İçeri girdiğimde Alya yatağın içindeydi.

"Alya hadi kalk. Sana birşeyler hazırladım..."diyerek seslendim. Ama cevap vermedi.

"Alya duymuyor musun beni? Hadi ama..."Hala cevap vermemişti. Acaba derin mı uyuyor diye düşünerek yanına gidip üstüne açtım.

"Alya....

Neyin var senin?"yatağın içinde kıvrılmış sessizce yatarken. Elimi hemen başına koydum.

"Yanıyorsun sen..."birden telaşla hemen üstündeki bütün yorganı attım. Alya gözlerini açamazken birşeyler mırıldandı.

"Alya... Gözlerini aç. Hadi bak bana..."elim hala başındayken. Ateşinin yüksek olduğunu hissediyordum. Alya gözlerini hafif araladığında endişeyle ona baktım.

"Çok üşüyorum..."

"Geçecek. Biraz daha dayan..."Alya yeniden gözlerini kapatırken. Telaşla ayağı kalktım. Birşeyler yapmam lazım.

Hemen mutfağa gidip sirkeli su hazırladım. Yeniden Alya'nın yanına giderken vakit kaybetmeden sirkeli suyu Alya'nın başına koydum.

"Umarım bu işe yarar..."

Alya'nın başında yaklaşık 15 dakikadır bekledim. Başına koyduğum bezi çıkarıp tekrar koyarken işe yaramadığını fark ettim.
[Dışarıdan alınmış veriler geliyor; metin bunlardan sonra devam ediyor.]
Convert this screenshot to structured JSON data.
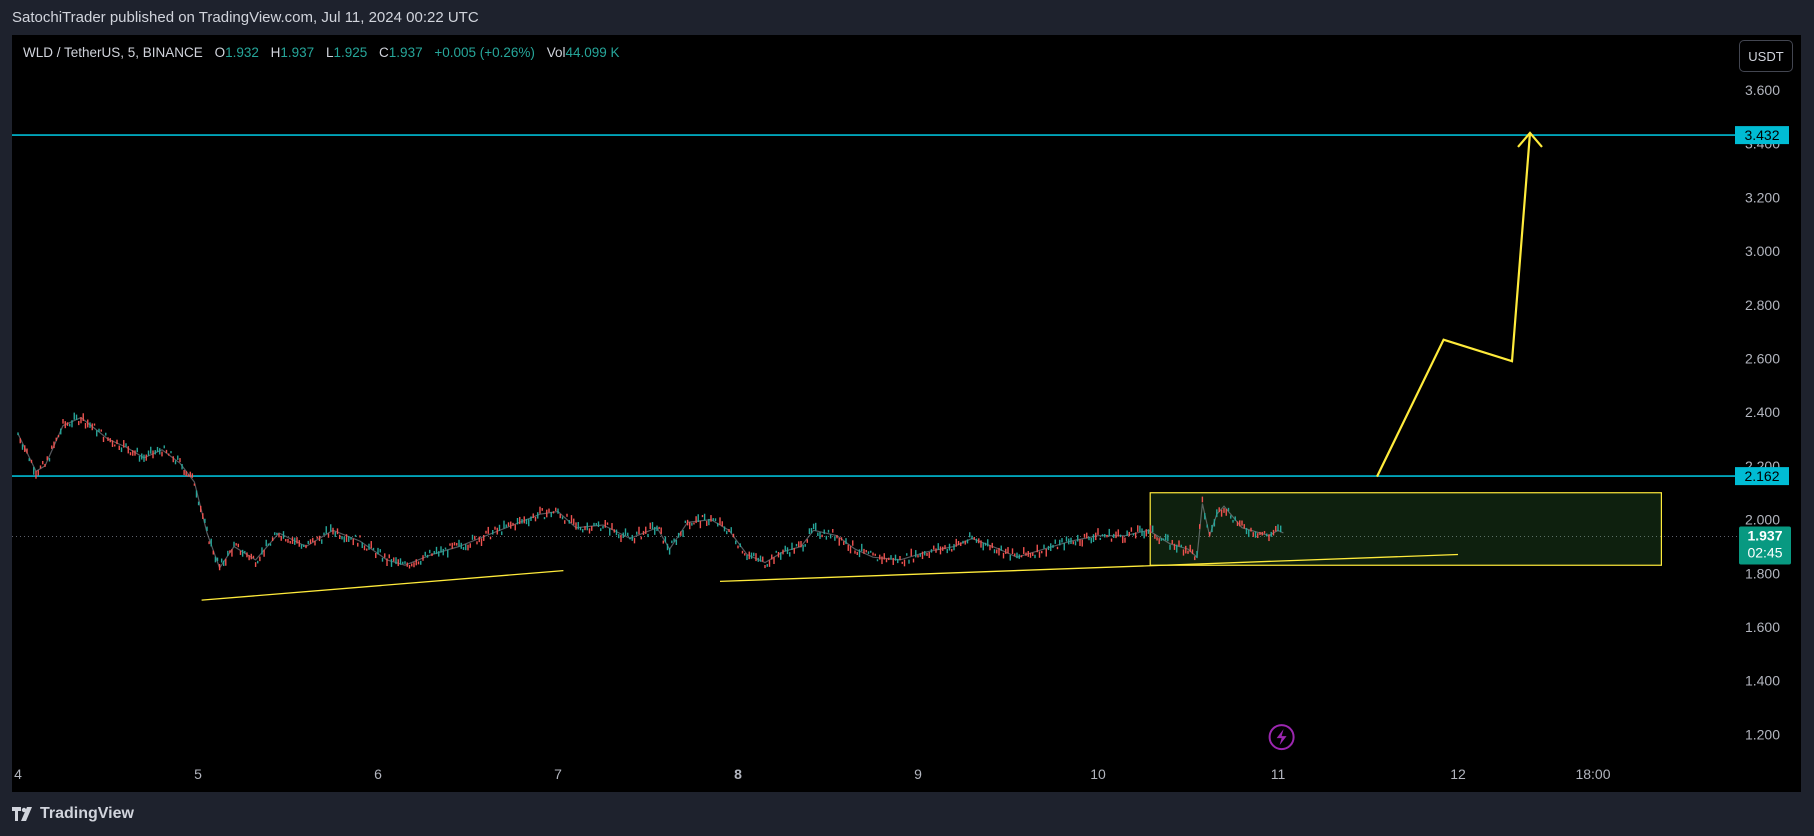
{
  "header": {
    "published": "SatochiTrader published on TradingView.com, Jul 11, 2024 00:22 UTC"
  },
  "legend": {
    "symbol": "WLD / TetherUS, 5, BINANCE",
    "open_label": "O",
    "open": "1.932",
    "high_label": "H",
    "high": "1.937",
    "low_label": "L",
    "low": "1.925",
    "close_label": "C",
    "close": "1.937",
    "change": "+0.005 (+0.26%)",
    "vol_label": "Vol",
    "vol": "44.099 K"
  },
  "unit_button": "USDT",
  "footer": {
    "brand": "TradingView",
    "logo_icon": "tradingview-logo-icon"
  },
  "chart_data": {
    "type": "line",
    "ylim": [
      1.1,
      3.7
    ],
    "y_ticks": [
      "3.600",
      "3.400",
      "3.200",
      "3.000",
      "2.800",
      "2.600",
      "2.400",
      "2.200",
      "2.000",
      "1.800",
      "1.600",
      "1.400",
      "1.200"
    ],
    "x_ticks": [
      "4",
      "5",
      "6",
      "7",
      "8",
      "9",
      "10",
      "11",
      "12",
      "18:00"
    ],
    "x_tick_positions": [
      4,
      5,
      6,
      7,
      8,
      9,
      10,
      11,
      12,
      12.75
    ],
    "xlim": [
      3.99,
      13.9
    ],
    "series": [
      {
        "values": [
          [
            4.0,
            2.32
          ],
          [
            4.1,
            2.18
          ],
          [
            4.15,
            2.2
          ],
          [
            4.25,
            2.35
          ],
          [
            4.35,
            2.38
          ],
          [
            4.5,
            2.3
          ],
          [
            4.6,
            2.27
          ],
          [
            4.7,
            2.23
          ],
          [
            4.8,
            2.26
          ],
          [
            4.9,
            2.21
          ],
          [
            4.98,
            2.14
          ],
          [
            5.05,
            1.95
          ],
          [
            5.12,
            1.82
          ],
          [
            5.2,
            1.9
          ],
          [
            5.32,
            1.85
          ],
          [
            5.45,
            1.95
          ],
          [
            5.6,
            1.9
          ],
          [
            5.75,
            1.96
          ],
          [
            5.9,
            1.92
          ],
          [
            6.05,
            1.85
          ],
          [
            6.15,
            1.83
          ],
          [
            6.3,
            1.87
          ],
          [
            6.45,
            1.9
          ],
          [
            6.6,
            1.94
          ],
          [
            6.75,
            1.98
          ],
          [
            6.9,
            2.02
          ],
          [
            7.0,
            2.03
          ],
          [
            7.1,
            1.97
          ],
          [
            7.25,
            1.98
          ],
          [
            7.4,
            1.93
          ],
          [
            7.55,
            1.97
          ],
          [
            7.62,
            1.89
          ],
          [
            7.72,
            1.99
          ],
          [
            7.85,
            2.0
          ],
          [
            7.95,
            1.96
          ],
          [
            8.05,
            1.87
          ],
          [
            8.15,
            1.84
          ],
          [
            8.25,
            1.88
          ],
          [
            8.35,
            1.9
          ],
          [
            8.42,
            1.96
          ],
          [
            8.55,
            1.94
          ],
          [
            8.65,
            1.89
          ],
          [
            8.75,
            1.86
          ],
          [
            8.9,
            1.85
          ],
          [
            9.05,
            1.88
          ],
          [
            9.2,
            1.9
          ],
          [
            9.3,
            1.93
          ],
          [
            9.45,
            1.89
          ],
          [
            9.55,
            1.86
          ],
          [
            9.7,
            1.89
          ],
          [
            9.85,
            1.92
          ],
          [
            10.0,
            1.94
          ],
          [
            10.15,
            1.94
          ],
          [
            10.28,
            1.96
          ],
          [
            10.4,
            1.91
          ],
          [
            10.5,
            1.89
          ],
          [
            10.55,
            1.86
          ],
          [
            10.58,
            2.06
          ],
          [
            10.62,
            1.94
          ],
          [
            10.66,
            2.02
          ],
          [
            10.7,
            2.05
          ],
          [
            10.8,
            1.97
          ],
          [
            10.9,
            1.95
          ],
          [
            10.95,
            1.94
          ],
          [
            11.0,
            1.96
          ],
          [
            11.03,
            1.95
          ]
        ]
      }
    ],
    "horizontal_levels": [
      {
        "value": 3.432,
        "label": "3.432",
        "color": "#00bcd4"
      },
      {
        "value": 2.162,
        "label": "2.162",
        "color": "#00bcd4"
      }
    ],
    "last_price": {
      "value": 1.937,
      "label": "1.937",
      "countdown": "02:45",
      "color": "#089981"
    },
    "annotations": {
      "color": "#ffeb3b",
      "trendlines": [
        {
          "from": [
            5.02,
            1.7
          ],
          "to": [
            7.03,
            1.81
          ]
        },
        {
          "from": [
            7.9,
            1.77
          ],
          "to": [
            12.0,
            1.87
          ]
        }
      ],
      "rectangle": {
        "x1": 10.29,
        "y1": 1.83,
        "x2": 13.13,
        "y2": 2.1,
        "fill": "rgba(76,175,80,0.18)"
      },
      "path_arrow": [
        [
          11.55,
          2.16
        ],
        [
          11.92,
          2.67
        ],
        [
          12.3,
          2.59
        ],
        [
          12.4,
          3.44
        ]
      ]
    },
    "lightning_icon": {
      "name": "lightning-icon",
      "color": "#9c27b0",
      "x": 11.02,
      "y": 1.19
    }
  }
}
Ve telaşla yeniden ayağı kalktım.

"Olmuyor işe yaramıyor...

Ne yapıcam şimdi  ben?

Araf'ta yok... Ne yapıcam?"deli gibi düşünürken. Aklıma dışardaki adamlar gelince koşarak aşağı indim. Kapıyı aceleyle açarak dışarı çıktım.

Etrafımdaki adamlar bana bakarken. Hemen birisinin yanına koşarak ilerledim.

"Yardım et. Alya ateşlendi. Hastaneye götürmemiz gerekiyor"dediğimde hala aklım Alya'daydı. Karşımdaki adam bana anlamsızca bakarken sinirimi bozmuştu.

"Neden dışarı çıktınız? Araf bey'in kesin emri var. Kimse kapından dışarı çıkmıcak"dediğinde kan beynime sıçradı. Ben ne diyorum bu adam ne diyor.

"Sen... Beni anlamıyor musun? Arkadaşım ateşlendi diyorum. Onu hemen hastaneye götürmeliyiz"diye yeniden aynı şeyleri söylerken. Beni yeniden anlamaması daha çok sinirleniyordu.

"Araf beyin kesin emri. Kusura bakmayın..."

"Ara o zaman Araf beyini..."diye bağırdığımda telefonu çıkarıp aradı.

"Açmıyor..."Telefon açılmayınca artık sinirden ağlayasım geliyordu.

"Bana bak Alya'nın durumu çok kötü. Eğer ona birşey olursa kim bunun hesabını vericek..."sesim o kadar yüksek çıkmıştı ki diğer adamlarda bile bize bakmıştı.